One cannot read the essay by Rodriguez – the last of those that introduce the two responses to Feinstein’s report – and not feel the sense of betrayal from Rodriguez at the hands of fellow Americans. Feinstein turned on the CIA in 2006, after having been supportive of the CIA’s efforts to get information from terrorists. In the 26 May, 2002 edition of the New York Times, Feinstein said about the post-9/11 situation, “It took that real attack, I think, to kind of shiver our timbers enough to let us know that the threat is profound, that we have to do some things that historically we have not wanted to do to protect ourselves.” A statement at CIASavedLives.com says, “Senator Feinstein did not object to the continued use of enhanced techniques from November 2006 to April 2007.” Her concerns were addressed at the time by then-CIA Director Michael Hayden.

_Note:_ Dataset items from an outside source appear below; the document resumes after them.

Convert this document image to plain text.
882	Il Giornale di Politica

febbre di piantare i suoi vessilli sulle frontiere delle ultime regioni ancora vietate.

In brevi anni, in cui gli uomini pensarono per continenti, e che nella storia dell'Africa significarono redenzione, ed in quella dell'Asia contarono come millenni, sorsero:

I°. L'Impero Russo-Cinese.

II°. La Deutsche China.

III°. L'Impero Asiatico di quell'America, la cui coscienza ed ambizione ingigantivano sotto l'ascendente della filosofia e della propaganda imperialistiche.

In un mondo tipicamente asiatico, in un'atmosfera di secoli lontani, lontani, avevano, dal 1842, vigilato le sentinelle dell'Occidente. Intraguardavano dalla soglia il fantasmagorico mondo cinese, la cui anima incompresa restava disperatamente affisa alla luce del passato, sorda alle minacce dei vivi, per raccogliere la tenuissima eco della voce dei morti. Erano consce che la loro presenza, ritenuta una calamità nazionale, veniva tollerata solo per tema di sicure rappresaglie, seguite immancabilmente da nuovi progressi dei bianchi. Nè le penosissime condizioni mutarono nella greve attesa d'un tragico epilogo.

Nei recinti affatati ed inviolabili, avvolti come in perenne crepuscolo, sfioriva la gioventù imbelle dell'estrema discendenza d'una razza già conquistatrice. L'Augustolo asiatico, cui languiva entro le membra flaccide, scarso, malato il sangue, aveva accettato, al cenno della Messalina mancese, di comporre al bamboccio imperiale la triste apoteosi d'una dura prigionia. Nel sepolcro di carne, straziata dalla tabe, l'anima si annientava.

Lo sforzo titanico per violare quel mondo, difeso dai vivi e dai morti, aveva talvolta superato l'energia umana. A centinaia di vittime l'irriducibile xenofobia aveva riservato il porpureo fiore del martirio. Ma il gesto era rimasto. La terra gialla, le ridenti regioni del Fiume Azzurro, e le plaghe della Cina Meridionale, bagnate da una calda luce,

Hayden, who wrote one of the essays, notes that Feinstein approached the “study” with conclusions already in mind. Again, how could that investigation be called fair?
Yet unbelievably, the Senate has passed legislation based on the report that was the product of this flawed process. With a 78 to 21 vote on 16 June, the Senate passed the McCain-Feinstein Amendment that limits all interrogations of enemy combatant, even unlawful ones like Khalid Sheikh Mohammed, to techniques outlined in the Army Field Intelligence Manual (FM 2-0). Among the Republicans suckered into voting for that amendment was none other than Ted Cruz.
This hamstringing is also far worse than some might think. Not only did the 78 Senators who voted for the Feinstein-McCain Amendment choose to hamstring the CIA – apparently none of them realized that various editions of the “new” playbook of accepted techniques have long been available for purchase at Amazon.com! So, the CIA not only has a limited playbook, but that playbook is readily accessible to our enemies – and for any recruit or wannabe jihadist.
Whatever you think of the CIA’s detention and interrogation program, this much should be beyond dispute: American patriots who had volunteered to serve their country did what their country asked of them in the wake of a horrific attack. They also succeeded in gaining valuable intelligence from high-ranking members of al-Qaeda, foiling plots and setting the stage for SEALs to deliver justice to Osama bin Laden. Their thanks from Senator Dianne Feinstein was to be stabbed in the back. Rebuttal is a must-read alongside Hard Measures and Marc Theissen’s Courting Disaster – if only to give a fair hearing to those heroes, which is the absolute minimum they deserve from us.
Rebuttal: The CIA Responds to the Senate Intelligence Committee’s Study of Its Detention and Interrogation Program, edited by Bill Harlow. Published by Naval Institute Press, Annapolis, Maryland. 344 pages, $16.95.